Can I try to convice you so that I include the missing ENV vars in the slurmctldprolog? I cannot guarantee that this change would ship officially with the next slurm version, but I can provide you a patch for your local slurm installation to include it. 
Does that sounds good to you?
Comment 11 Kilian Cavalotti 2021-09-14 13:03:30 MDT
Hi Oriol, 

(In reply to Oriol Vilarrubi from comment #10)
> As said before I am reluctant to modify the fields of what is stored in the
> database. 

And you made valid points about it, that's true. This is probably a larger issue than just this bug, and something that likely has been discussed many time, but the discrepancy (and sometimes redundancy) between all the different ways to look at a job (through squeue, scontrol show job, sstat or sacct) has always been and remains a great source of confusion for users and sysadmins alike.

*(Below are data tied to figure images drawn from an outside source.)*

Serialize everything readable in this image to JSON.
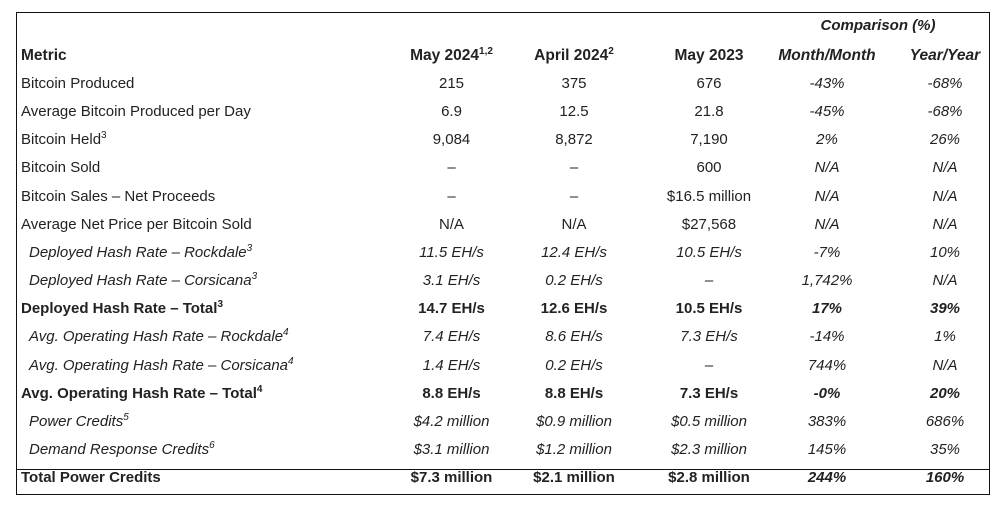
{
  "header": {
    "comparison": "Comparison (%)",
    "metric": "Metric",
    "col1": "May 2024",
    "col1_sup": "1,2",
    "col2": "April 2024",
    "col2_sup": "2",
    "col3": "May 2023",
    "col4": "Month/Month",
    "col5": "Year/Year"
  },
  "rows": [
    {
      "metric": "Bitcoin Produced",
      "sup": "",
      "v": [
        "215",
        "375",
        "676",
        "-43%",
        "-68%"
      ]
    },
    {
      "metric": "Average Bitcoin Produced per Day",
      "sup": "",
      "v": [
        "6.9",
        "12.5",
        "21.8",
        "-45%",
        "-68%"
      ]
    },
    {
      "metric": "Bitcoin Held",
      "sup": "3",
      "v": [
        "9,084",
        "8,872",
        "7,190",
        "2%",
        "26%"
      ]
    },
    {
      "metric": "Bitcoin Sold",
      "sup": "",
      "v": [
        "–",
        "–",
        "600",
        "N/A",
        "N/A"
      ]
    },
    {
      "metric": "Bitcoin Sales – Net Proceeds",
      "sup": "",
      "v": [
        "–",
        "–",
        "$16.5 million",
        "N/A",
        "N/A"
      ]
    },
    {
      "metric": "Average Net Price per Bitcoin Sold",
      "sup": "",
      "v": [
        "N/A",
        "N/A",
        "$27,568",
        "N/A",
        "N/A"
      ]
    },
    {
      "metric": "Deployed Hash Rate – Rockdale",
      "sup": "3",
      "v": [
        "11.5 EH/s",
        "12.4 EH/s",
        "10.5 EH/s",
        "-7%",
        "10%"
      ]
    },
    {
      "metric": "Deployed Hash Rate – Corsicana",
      "sup": "3",
      "v": [
        "3.1 EH/s",
        "0.2 EH/s",
        "–",
        "1,742%",
        "N/A"
      ]
    },
    {
      "metric": "Deployed Hash Rate – Total",
      "sup": "3",
      "v": [
        "14.7 EH/s",
        "12.6 EH/s",
        "10.5 EH/s",
        "17%",
        "39%"
      ]
    },
    {
      "metric": "Avg. Operating Hash Rate – Rockdale",
      "sup": "4",
      "v": [
        "7.4 EH/s",
        "8.6 EH/s",
        "7.3 EH/s",
        "-14%",
        "1%"
      ]
    },
    {
      "metric": "Avg. Operating Hash Rate – Corsicana",
      "sup": "4",
      "v": [
        "1.4 EH/s",
        "0.2 EH/s",
        "–",
        "744%",
        "N/A"
      ]
    },
    {
      "metric": "Avg. Operating Hash Rate – Total",
      "sup": "4",
      "v": [
        "8.8 EH/s",
        "8.8 EH/s",
        "7.3 EH/s",
        "-0%",
        "20%"
      ]
    },
    {
      "metric": "Power Credits",
      "sup": "5",
      "v": [
        "$4.2 million",
        "$0.9 million",
        "$0.5 million",
        "383%",
        "686%"
      ]
    },
    {
      "metric": "Demand Response Credits",
      "sup": "6",
      "v": [
        "$3.1 million",
        "$1.2 million",
        "$2.3 million",
        "145%",
        "35%"
      ]
    },
    {
      "metric": "Total Power Credits",
      "sup": "",
      "v": [
        "$7.3 million",
        "$2.1 million",
        "$2.8 million",
        "244%",
        "160%"
      ]
    }
  ]
}
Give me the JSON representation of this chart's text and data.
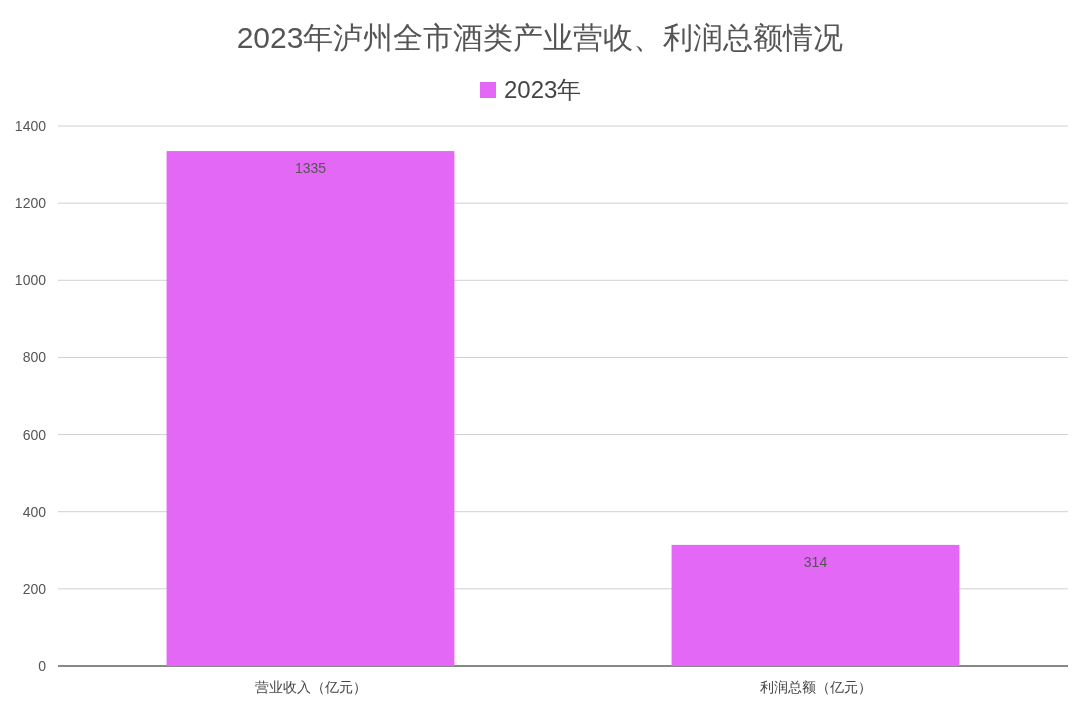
{
  "chart_data": {
    "type": "bar",
    "title": "2023年泸州全市酒类产业营收、利润总额情况",
    "categories": [
      "营业收入（亿元）",
      "利润总额（亿元）"
    ],
    "series": [
      {
        "name": "2023年",
        "color": "#e368f6",
        "values": [
          1335,
          314
        ]
      }
    ],
    "ylim": [
      0,
      1400
    ],
    "yticks": [
      0,
      200,
      400,
      600,
      800,
      1000,
      1200,
      1400
    ],
    "grid": "y",
    "legend": "top",
    "data_labels": true
  }
}
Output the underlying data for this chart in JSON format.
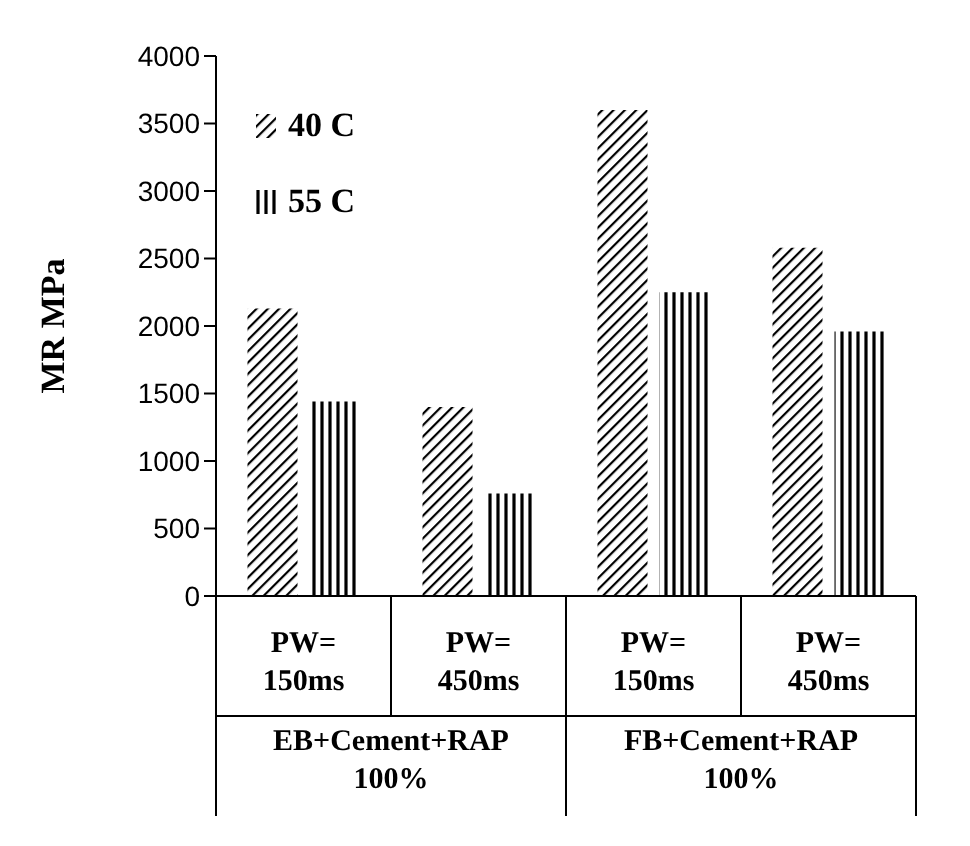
{
  "chart_data": {
    "type": "bar",
    "ylabel": "MR MPa",
    "categories": [
      "PW= 150ms",
      "PW= 450ms",
      "PW= 150ms",
      "PW= 450ms"
    ],
    "series": [
      {
        "name": "40 C",
        "color": "#000000",
        "values": [
          2130,
          1400,
          3600,
          2580
        ]
      },
      {
        "name": "55 C",
        "color": "#000000",
        "values": [
          1440,
          760,
          2250,
          1960
        ]
      }
    ],
    "ylim": [
      0,
      4000
    ],
    "yticks": [
      0,
      500,
      1000,
      1500,
      2000,
      2500,
      3000,
      3500,
      4000
    ],
    "grid": false,
    "legend": "top left",
    "annotations": [
      "EB+Cement+RAP 100%",
      "FB+Cement+RAP 100%"
    ]
  }
}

> Can I try to convice you so that I include the missing ENV vars in the
> slurmctldprolog? 

Well, yes, that would be great! Having the missing bits available as environment variables in SlurmctldProlog would totally work for us.

> I cannot guarantee that this change would ship officially
> with the next slurm version, but I can provide you a patch for your local
> slurm installation to include it. 
> Does that sounds good to you?

I'm completely fine with testing and carrying a local patch. 
It will very likely benefit other sites as well, so I'm pretty sure it would be useful to eventually integrate it.

Thank you!
--
Kilian
Comment 16 Jason Booth 2022-04-12 16:24:04 MDT
Killian - I have been reviewing this issue with Oriol. We would be willing to expand the database, however adding all the environment variables is something we are not interested at this time, at least not without some type of sponsored development.

Recently, we added a flag that help sites record more information about their jobs, which I am sure you are aware of.

New:
job_script

Current/Previously supported:
job_env
job_comment

https://slurm.schedmd.com/slurm.conf.html#OPT_AccountingStoreFlags

Although this does not obtain every check box or feature you are after, it does offer some added details for your jobs that was not previously stored.